I want to hike the rest of the Appalachian Trail when I retire in 2027.

I want to be healthy for my children and grandchildren.

I want to travel, to garden, to hike, and to live on… healthy and strong.

I’m still concocting the specifics of the 2026 plan, but stay tuned. Details to come in a next entry.

Published by audreycadyscanlan

mother. grandmother. wife. sister. bishop. priest. deacon. hiker. cook. writer. early to bed. up before dawn. I like to sleep in tents. anxious, persistent, frank.

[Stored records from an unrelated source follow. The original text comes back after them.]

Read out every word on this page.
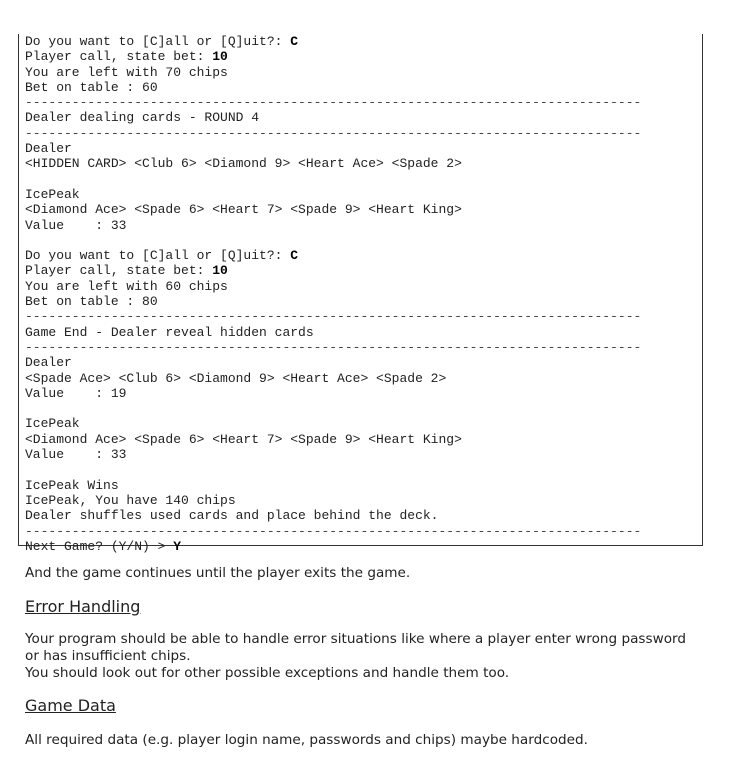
Do you want to [C]all or [Q]uit?: C
Player call, state bet: 10
You are left with 70 chips
Bet on table : 60
-------------------------------------------------------------------------------
Dealer dealing cards - ROUND 4
-------------------------------------------------------------------------------
Dealer
<HIDDEN CARD> <Club 6> <Diamond 9> <Heart Ace> <Spade 2>
IcePeak
<Diamond Ace> <Spade 6> <Heart 7> <Spade 9> <Heart King>
Value    : 33
Do you want to [C]all or [Q]uit?: C
Player call, state bet: 10
You are left with 60 chips
Bet on table : 80
-------------------------------------------------------------------------------
Game End - Dealer reveal hidden cards
-------------------------------------------------------------------------------
Dealer
<Spade Ace> <Club 6> <Diamond 9> <Heart Ace> <Spade 2>
Value    : 19
IcePeak
<Diamond Ace> <Spade 6> <Heart 7> <Spade 9> <Heart King>
Value    : 33
IcePeak Wins
IcePeak, You have 140 chips
Dealer shuffles used cards and place behind the deck.
-------------------------------------------------------------------------------
Next Game? (Y/N) > Y
And the game continues until the player exits the game.
Error Handling
Your program should be able to handle error situations like where a player enter wrong password
or has insufficient chips.
You should look out for other possible exceptions and handle them too.
Game Data
All required data (e.g. player login name, passwords and chips) maybe hardcoded.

One thought on “Next Year’s Plan

  1. This resonates with Fran and I as we approach 84 years of age (me on 12/27/2025 and Fran on 2/26/2026) “Another theme that is hard to ignore is … aging. In my seventh decade, now, I’m all too aware of how one’s body begins to betray oneself and the increased efforts that are needed at “upkeep” if longevity and mobility are among our personal goals. I do want to remain active and mobile and agile. I do want to be sharp witted and aware. Food -and exercise- are key components of any plan to remain active and healthy in one’s advanced years. In the past few years I have lost flexibility, strength, and have – through the indignities of menopause- lost most of my hair. Today, I have a physical shape that could best be described as “pudding in a sack.” (Credit to my husband for that descriptor but relax, he’s not said it in reference to me.) And finally, as someone who never took more than a vitamin or a couple of Tylenol for the first 65 years of my life, I find that I am now on both blood pressure medicine and statins for unhealthy levels of “bad” cholesterol. For the first time I have one of those plastic 7-day pill boxes that sits on my bathroom counter, taunting me. Ugh.”